I had not intended to be seized by the story; indeed, I am sure that I had heard it before, and felt nothing. But that day I became Bartimaeus—I wanted healing! I wanted forgiveness for the sins of my life. I wanted Jesus Christ, the God-man who died on a cross to save sinners and rose again to give them eternal life, to become my personal savior. I wanted to go to heaven when I died and not to go to hell. Suddenly I loved Jesus, I loved the cross on which He died to save my soul, I loved the church people who worshipped him, and I loved the Bible. That night altered the course of my existence. I began praying earnestly, reading the Bible devotedly, and telling others about Jesus zealously. There was not enough time in the day to tell others about Jesus. God changed me then. He brought peace and joy into my heart by leading me to recognize both the horror of my sin and the beauty of Christ, the One who died to set me free from hell. As He has done throughout history, he used this paradox, this combination of terrible and wonderful truth, to convert me to himself. From that point on, I have lived for Him, and never looked back.
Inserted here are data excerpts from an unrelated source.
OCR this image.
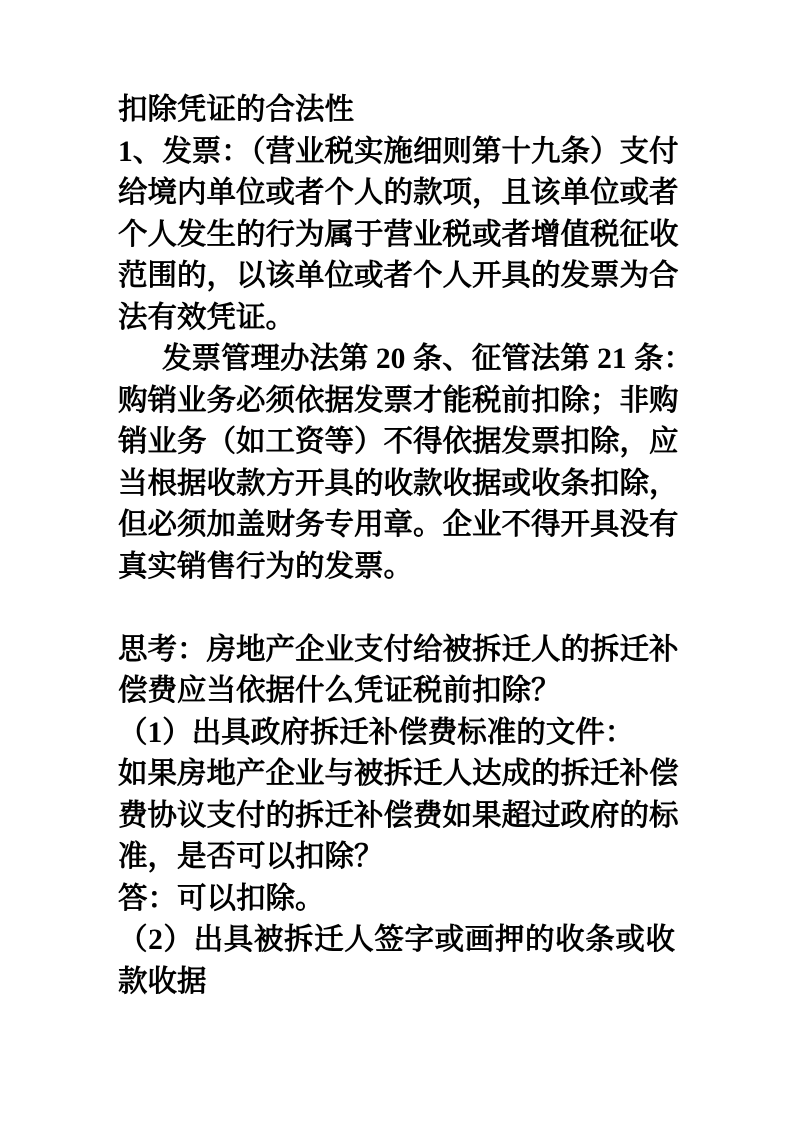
扣除凭证的合法性
1、发票：（营业税实施细则第十九条）支付
给境内单位或者个人的款项，且该单位或者
个人发生的行为属于营业税或者增值税征收
范围的，以该单位或者个人开具的发票为合
法有效凭证。
发票管理办法第 20 条、征管法第 21 条：
购销业务必须依据发票才能税前扣除；非购
销业务（如工资等）不得依据发票扣除，应
当根据收款方开具的收款收据或收条扣除，
但必须加盖财务专用章。企业不得开具没有
真实销售行为的发票。
思考：房地产企业支付给被拆迁人的拆迁补
偿费应当依据什么凭证税前扣除？
（1）出具政府拆迁补偿费标准的文件：
如果房地产企业与被拆迁人达成的拆迁补偿
费协议支付的拆迁补偿费如果超过政府的标
准，是否可以扣除？
答：可以扣除。
（2）出具被拆迁人签字或画押的收条或收
款收据
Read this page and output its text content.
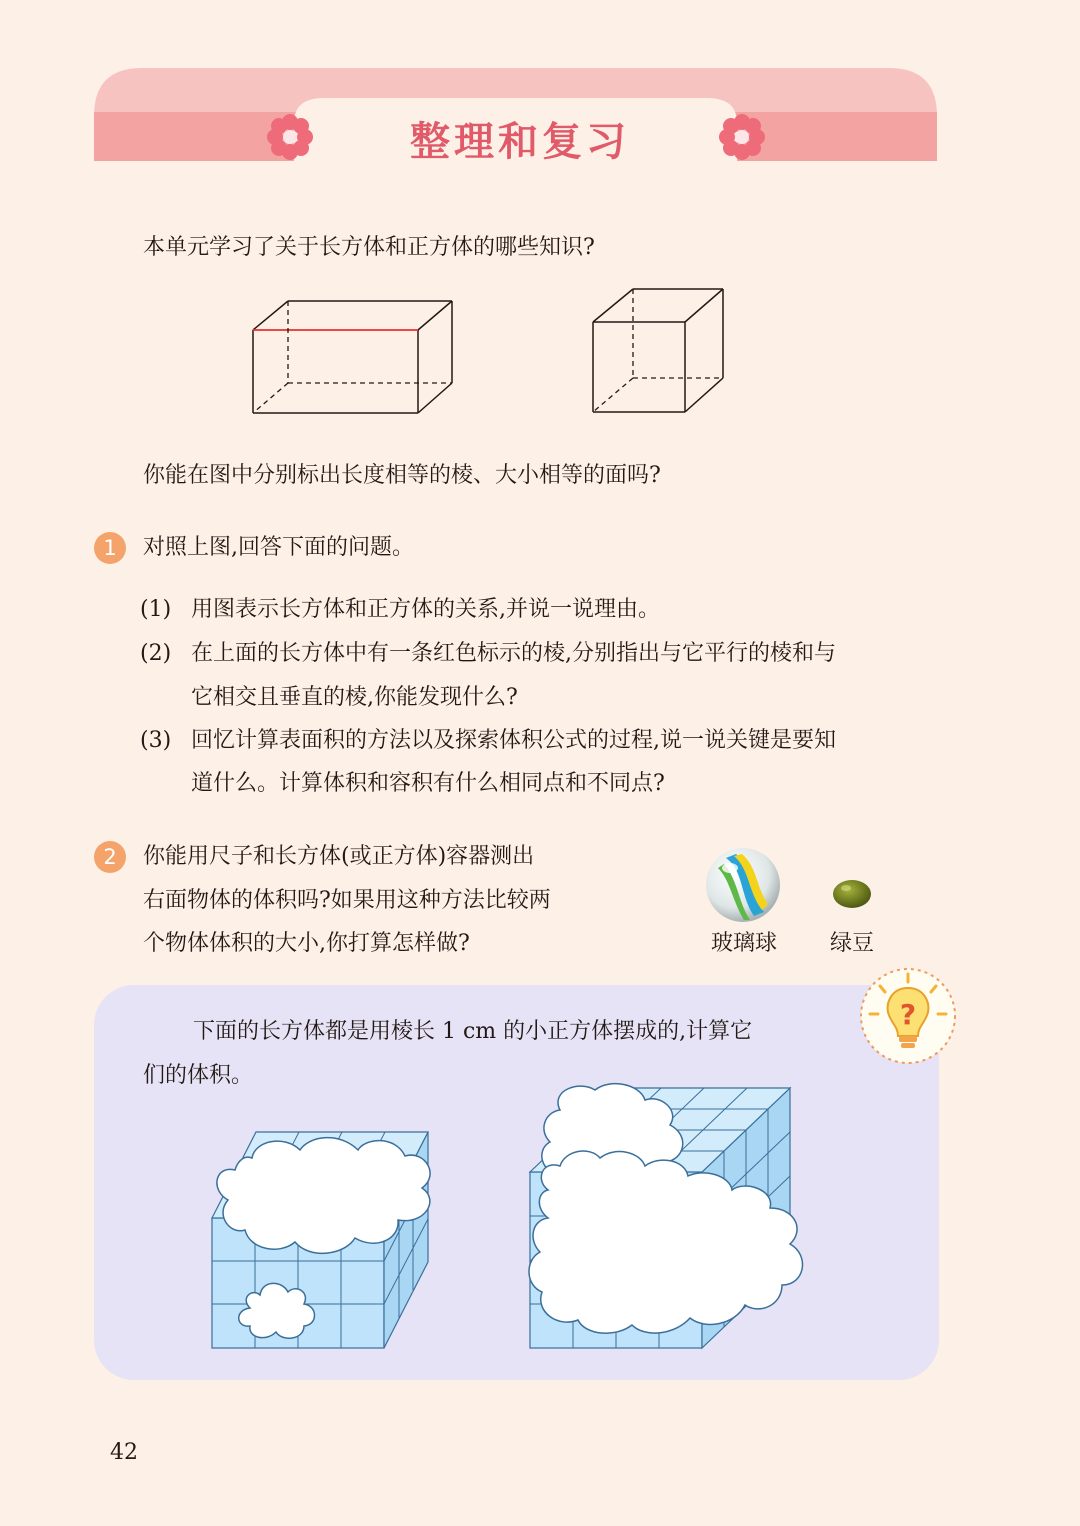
整理和复习
本单元学习了关于长方体和正方体的哪些知识?
你能在图中分别标出长度相等的棱、大小相等的面吗?
1	对照上图,回答下面的问题。
(1) 用图表示长方体和正方体的关系,并说一说理由。
(2) 在上面的长方体中有一条红色标示的棱,分别指出与它平行的棱和与
它相交且垂直的棱,你能发现什么?
(3) 回忆计算表面积的方法以及探索体积公式的过程,说一说关键是要知
道什么。计算体积和容积有什么相同点和不同点?
2	你能用尺子和长方体(或正方体)容器测出
右面物体的体积吗?如果用这种方法比较两
个物体体积的大小,你打算怎样做?	玻璃球 绿豆
?
下面的长方体都是用棱长 1 cm 的小正方体摆成的,计算它
们的体积。
42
And so Jesus, who I first learned about in a small country church, ceased to be to me a fascinating figure, an arresting piece of flannel on a soft blue background. This Jesus became the one I love and worship, and all because of faithful Christian parents, a roommate who spoke and lived the truth of God’s word, and some basketball dreams that crashed just in time for a young man to see the true need of his heart: the forgiveness of a merciful God, a God whose kindness and warmth I now fully understood.

1 Comments:

Anonymous Anonymous said...

C'mon, Owen, don't leave me hanging. Now, I (as well as a few others...maybe) want to know how you wound up at SBTS.